The chaperonin TRiC is blocked by native and glycated prion protein

Abstract

Eukaryotic double-ring chaperonin TRiC is an ATP-dependent protein-folding machine. Most of its substrates are known to form large ordered structures from multiple polypeptide chains. Since these structures are similar to fibrillar and oligomeric forms of amyloidogenic proteins, we hypothesized that TRiC may play a role in the development of neurodegenerative diseases of amyloid nature including prion diseases. Enzyme-linked immunosorbent assay showed that monomeric, oligomeric and fibrillar forms of prion protein (PrP) bind strongly to chaperonin TRiC, whereas glycation reduces the prion protein affinity for chaperonin.
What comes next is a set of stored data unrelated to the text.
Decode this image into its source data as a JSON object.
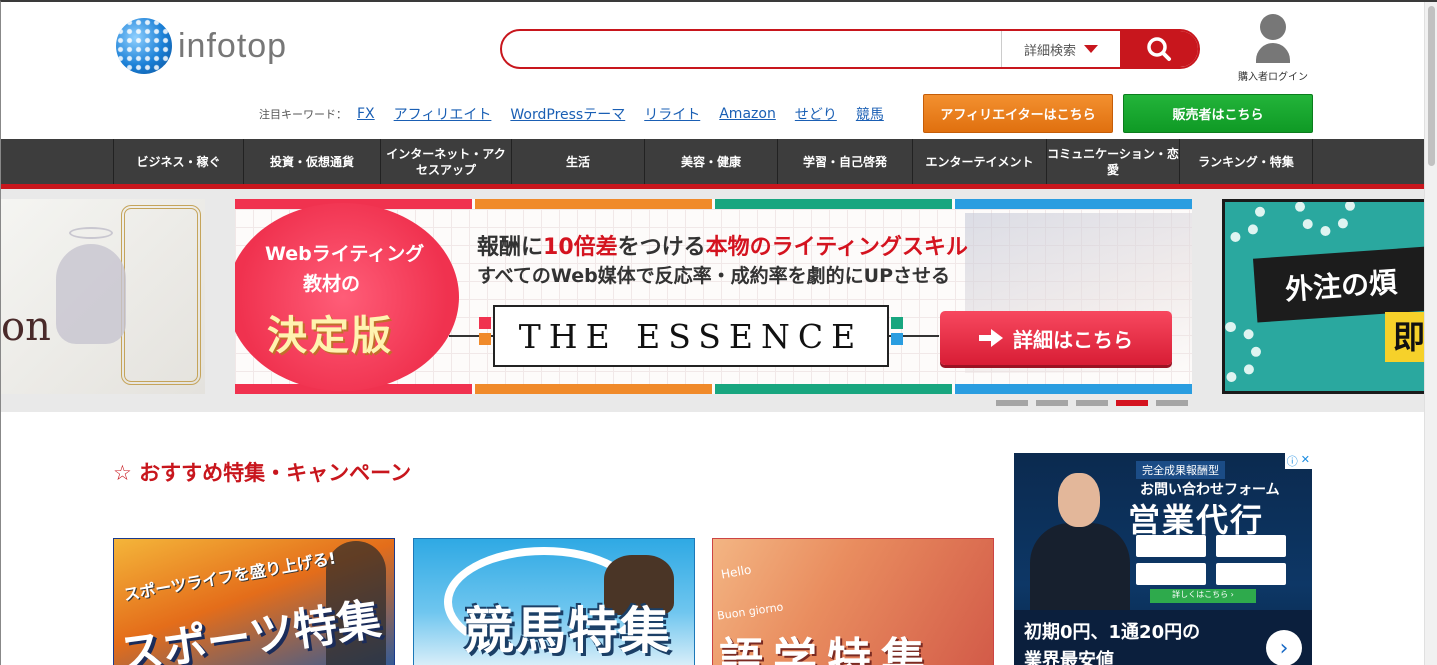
{
  "header": {
    "logo_text": "infotop",
    "search": {
      "placeholder": "",
      "advanced_label": "詳細検索"
    },
    "login_label": "購入者ログイン"
  },
  "keywords": {
    "label": "注目キーワード：",
    "items": [
      "FX",
      "アフィリエイト",
      "WordPressテーマ",
      "リライト",
      "Amazon",
      "せどり",
      "競馬"
    ]
  },
  "cta": {
    "affiliate_label": "アフィリエイターはこちら",
    "seller_label": "販売者はこちら"
  },
  "nav": {
    "items": [
      "ビジネス・稼ぐ",
      "投資・仮想通貨",
      "インターネット・アクセスアップ",
      "生活",
      "美容・健康",
      "学習・自己啓発",
      "エンターテイメント",
      "コミュニケーション・恋愛",
      "ランキング・特集"
    ]
  },
  "slider": {
    "left_text": "on",
    "main": {
      "circle_line1": "Webライティング",
      "circle_line2": "教材の",
      "circle_line3": "決定版",
      "headline_a": "報酬に",
      "headline_b": "10倍差",
      "headline_c": "をつける",
      "headline_d": "本物のライティングスキル",
      "subline": "すべてのWeb媒体で反応率・成約率を劇的にUPさせる",
      "product": "THE ESSENCE",
      "button": "詳細はこちら"
    },
    "right_band": "外注の煩",
    "right_yellow": "即",
    "dots": 5,
    "active_dot": 4
  },
  "featured": {
    "title": "おすすめ特集・キャンペーン",
    "cards": [
      {
        "small": "スポーツライフを盛り上げる!",
        "big": "スポーツ特集"
      },
      {
        "big": "競馬特集"
      },
      {
        "hello": "Hello",
        "buon": "Buon giorno",
        "big": "語学特集"
      }
    ]
  },
  "ad": {
    "tag": "完全成果報酬型",
    "sub": "お問い合わせフォーム",
    "big": "営業代行",
    "mini": "詳しくはこちら ›",
    "line1": "初期0円、1通20円の",
    "line2": "業界最安値"
  },
  "colors": {
    "brand_red": "#c8161d",
    "nav_bg": "#3d3d3d",
    "affiliate_orange": "#e0700f",
    "seller_green": "#0f9a25",
    "link_blue": "#1a5fb4"
  }
}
Nevertheless, dynamic light scattering, electron microscopy and thioflavin T fluorescence confirmed that all studied forms of PrP undergo an amyloid transformation after interaction with chaperonin, but different forms of prion protein are capable of having different effects on the functional state of TRiC. For example, prion protein monomers completely block its ability to reactivate the chaperonin's natural substrate - sperm-specific glyceraldehyde-3-phosphate dehydrogenase (GAPDS). At the same time, PrP oligomers and fibrils only partially prevent the reactivation of GAPDS upon the action of TRiC. The monomeric forms of prion protein glycated by methylglyoxal do not inhibit, but only slow down the chaperone-dependent reactivation of GAPDS. Thus, the interaction of amyloidogenic proteins with chaperonins could cause cell malfunction.